- StarQuest, espécie de show-lectura de Maya Man, aconteceu em maio no Roulette Intermedium, em Brooklyn, co-patrocinado pela Harvestworks.
- O formato vem ganhando adeptos entre artistas com grande alcance online, como Mindy Seu, Gideon Jacobs, Joshua Citarella e Mackenzie Thomas.
- A ideia é mesclar palestra e performance, oferecendo ao público um retrato íntimo do artista e de seu processo, similar ao consumo de conteúdo nas redes.
- Em StarQuest, Man usou IA generativa, explicando como treinou o modelo com episódios de Dance Moms e mostrou os bastidores da criação.
- A tendência levanta debates sobre a classificação do que é arte, o papel do público e a organização entre mídia, performance e crítica, com referências históricas a Robert Morris.
O texto analisa o fenômeno das performances-lecture, formato que une apresentação ao vivo e palestra, em especial entre artistas que atuam com tecnologia e internet. O reportagem acompanha a apresentação StarQuest, de Maya Man, realizada em maio no Roulette Intermedium, em Brooklyn, co-patrocinada pela Harvestworks.
StarQuest é uma performance-lecture que surgiu a partir de StarPower e ocorreu em um espaço lotado no centro de artes performativas de Brooklyn. Ivana Dama, diretora interina da Harvestworks, destacou, em fala de abertura, a surpresa com o público esgotado para o show.

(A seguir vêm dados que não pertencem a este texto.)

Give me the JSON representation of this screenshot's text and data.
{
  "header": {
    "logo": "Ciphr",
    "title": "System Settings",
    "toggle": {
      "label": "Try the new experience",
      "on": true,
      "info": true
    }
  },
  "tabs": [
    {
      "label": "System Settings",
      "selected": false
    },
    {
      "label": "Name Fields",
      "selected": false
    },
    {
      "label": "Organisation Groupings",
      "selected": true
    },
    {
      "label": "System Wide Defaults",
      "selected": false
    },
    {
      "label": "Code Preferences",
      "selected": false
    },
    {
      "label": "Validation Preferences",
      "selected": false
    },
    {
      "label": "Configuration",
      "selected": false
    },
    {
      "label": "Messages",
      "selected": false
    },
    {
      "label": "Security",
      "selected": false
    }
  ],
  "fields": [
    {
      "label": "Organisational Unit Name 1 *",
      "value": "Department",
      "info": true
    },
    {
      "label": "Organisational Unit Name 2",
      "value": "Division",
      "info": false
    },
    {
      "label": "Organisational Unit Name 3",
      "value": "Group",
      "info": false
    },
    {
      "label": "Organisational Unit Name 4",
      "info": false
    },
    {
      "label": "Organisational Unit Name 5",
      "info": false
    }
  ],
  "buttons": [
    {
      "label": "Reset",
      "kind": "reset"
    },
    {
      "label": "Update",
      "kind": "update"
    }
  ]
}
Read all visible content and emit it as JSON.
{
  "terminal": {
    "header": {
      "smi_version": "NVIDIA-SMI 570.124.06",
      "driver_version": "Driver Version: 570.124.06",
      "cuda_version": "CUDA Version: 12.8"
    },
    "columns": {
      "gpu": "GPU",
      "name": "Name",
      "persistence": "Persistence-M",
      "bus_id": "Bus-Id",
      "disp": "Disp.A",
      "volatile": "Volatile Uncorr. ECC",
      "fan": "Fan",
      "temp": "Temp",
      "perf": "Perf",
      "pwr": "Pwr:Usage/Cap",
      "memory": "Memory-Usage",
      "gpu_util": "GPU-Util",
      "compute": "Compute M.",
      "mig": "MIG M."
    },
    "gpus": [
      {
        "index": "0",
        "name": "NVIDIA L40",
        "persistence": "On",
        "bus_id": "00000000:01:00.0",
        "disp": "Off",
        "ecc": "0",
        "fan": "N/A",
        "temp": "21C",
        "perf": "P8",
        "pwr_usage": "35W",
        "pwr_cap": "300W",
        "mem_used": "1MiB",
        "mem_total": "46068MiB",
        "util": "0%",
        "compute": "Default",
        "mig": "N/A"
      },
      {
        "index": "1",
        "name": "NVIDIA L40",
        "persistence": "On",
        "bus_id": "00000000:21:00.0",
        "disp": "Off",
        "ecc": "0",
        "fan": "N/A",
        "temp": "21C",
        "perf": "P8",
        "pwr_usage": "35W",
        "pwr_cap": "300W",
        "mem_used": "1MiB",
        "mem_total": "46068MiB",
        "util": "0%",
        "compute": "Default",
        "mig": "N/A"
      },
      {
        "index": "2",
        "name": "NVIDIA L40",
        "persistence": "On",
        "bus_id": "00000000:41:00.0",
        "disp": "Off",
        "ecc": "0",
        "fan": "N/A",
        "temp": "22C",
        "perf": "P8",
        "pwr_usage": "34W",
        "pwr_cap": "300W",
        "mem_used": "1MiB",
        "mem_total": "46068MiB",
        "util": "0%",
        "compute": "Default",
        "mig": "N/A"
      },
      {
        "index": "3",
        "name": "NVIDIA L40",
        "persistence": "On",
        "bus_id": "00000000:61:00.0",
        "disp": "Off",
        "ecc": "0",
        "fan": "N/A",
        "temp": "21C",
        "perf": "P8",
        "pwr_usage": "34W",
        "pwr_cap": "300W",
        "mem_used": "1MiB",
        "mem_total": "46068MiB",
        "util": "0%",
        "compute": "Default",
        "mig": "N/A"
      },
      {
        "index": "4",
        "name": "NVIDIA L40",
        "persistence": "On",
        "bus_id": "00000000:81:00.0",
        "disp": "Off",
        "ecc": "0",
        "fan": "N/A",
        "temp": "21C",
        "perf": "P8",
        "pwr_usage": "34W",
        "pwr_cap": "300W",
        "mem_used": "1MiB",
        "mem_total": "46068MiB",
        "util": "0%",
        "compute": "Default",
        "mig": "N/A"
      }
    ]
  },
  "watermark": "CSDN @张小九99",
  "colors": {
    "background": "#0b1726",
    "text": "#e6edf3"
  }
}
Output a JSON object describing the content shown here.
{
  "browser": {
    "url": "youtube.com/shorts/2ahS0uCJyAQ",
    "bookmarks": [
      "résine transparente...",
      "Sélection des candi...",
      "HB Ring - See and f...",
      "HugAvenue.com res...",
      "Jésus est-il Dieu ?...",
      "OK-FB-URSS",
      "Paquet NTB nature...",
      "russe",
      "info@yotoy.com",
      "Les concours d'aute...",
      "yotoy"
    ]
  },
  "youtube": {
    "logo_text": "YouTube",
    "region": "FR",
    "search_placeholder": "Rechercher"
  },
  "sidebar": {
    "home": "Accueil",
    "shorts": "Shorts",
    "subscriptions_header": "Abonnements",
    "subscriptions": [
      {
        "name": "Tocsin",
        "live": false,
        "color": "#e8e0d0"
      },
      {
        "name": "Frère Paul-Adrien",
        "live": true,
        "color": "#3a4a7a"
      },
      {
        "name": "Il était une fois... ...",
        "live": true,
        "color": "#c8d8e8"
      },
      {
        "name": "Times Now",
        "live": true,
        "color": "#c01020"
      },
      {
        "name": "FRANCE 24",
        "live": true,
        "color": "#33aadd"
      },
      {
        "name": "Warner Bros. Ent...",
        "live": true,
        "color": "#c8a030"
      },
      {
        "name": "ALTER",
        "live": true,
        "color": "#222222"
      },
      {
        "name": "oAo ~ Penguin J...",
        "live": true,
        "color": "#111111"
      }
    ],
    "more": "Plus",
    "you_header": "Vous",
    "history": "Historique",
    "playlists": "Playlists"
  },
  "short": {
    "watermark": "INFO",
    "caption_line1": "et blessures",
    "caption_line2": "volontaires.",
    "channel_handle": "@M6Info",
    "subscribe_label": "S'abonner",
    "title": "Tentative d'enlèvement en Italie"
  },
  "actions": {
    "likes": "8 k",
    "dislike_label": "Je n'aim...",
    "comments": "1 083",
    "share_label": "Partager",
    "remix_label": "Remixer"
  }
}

A reportagem aponta que esse formato se tornou cada vez mais popular entre artistas com diferentes antecedentes, incluindo críticos que também atuam como performers. Entre exemplos recentes, cita Mindy Seu com A Sexual History of the Internet em turnê internacional, e artistas como Gideon Jacobs, Joshua Citarella e Mackenzie Thomas, todos associados à prática.
O artigo descreve o que atrai esses criadores ao formato: a estética de revelar ao público quem são, o que fizeram e o que pensam, em confronto direto com a lógica de conteúdos consumidos online. A performance-lecture é apresentada como espelho da experiência de consumo de mídia digital.
São destacados casos de artistas com grande alcance online que adotaram a forma, como Mindy Seu, citada como representante de uma agência voltada a influenciadores reconhecidos por diferentes subculturas. Citarella e Jacobs aparecem como exemplos de artistas que transitam entre atuação, crítica e apresentação pública, sem um objeto artístico tradicional.
A matéria observa a diversidade de origens dos artistas que escolhem esse formato. Maya Man, por exemplo, integra a categoria de performers que nasceram com o desejo de subir ao palco, compartilhando trajetória pessoal e processo criativo com o público. Mackenzie Thomas é apresentada como exemplo de personalidade de internet que cruza atuação, comédia e produção de conteúdo.
O texto contextualiza historicamente a prática, mencionando Robert Morris, que popularizou as performance-lectures na década de 1960. Embora o conceito tenha evoluído, o artigo aponta que a comunicação direta com o público e a crítica cultural continuam centrais, mesmo diante de mudanças de meio e tecnologia.
Por fim, o artigo analisa o papel da tecnologia na performance. Em StarQuest, por exemplo, a artista expõe o uso de IA generativa para criar conteúdos e descreve o processo, desde o treinamento do modelo até a montagem das cenas. O objetivo é explicar a tecnologia sem abrir mão da dimensão artística e da experiência ao vivo.
A reportagem sugere que a prática pode contribuir para a compreensão de arte digital como objeto durável, ainda que seja fortemente ligada ao momento e à apresentação ao vivo. O texto conclui que a tendência de performances-lecture tende a ampliar a compreensão pública sobre o cruzamento entre arte, tecnologia e social media.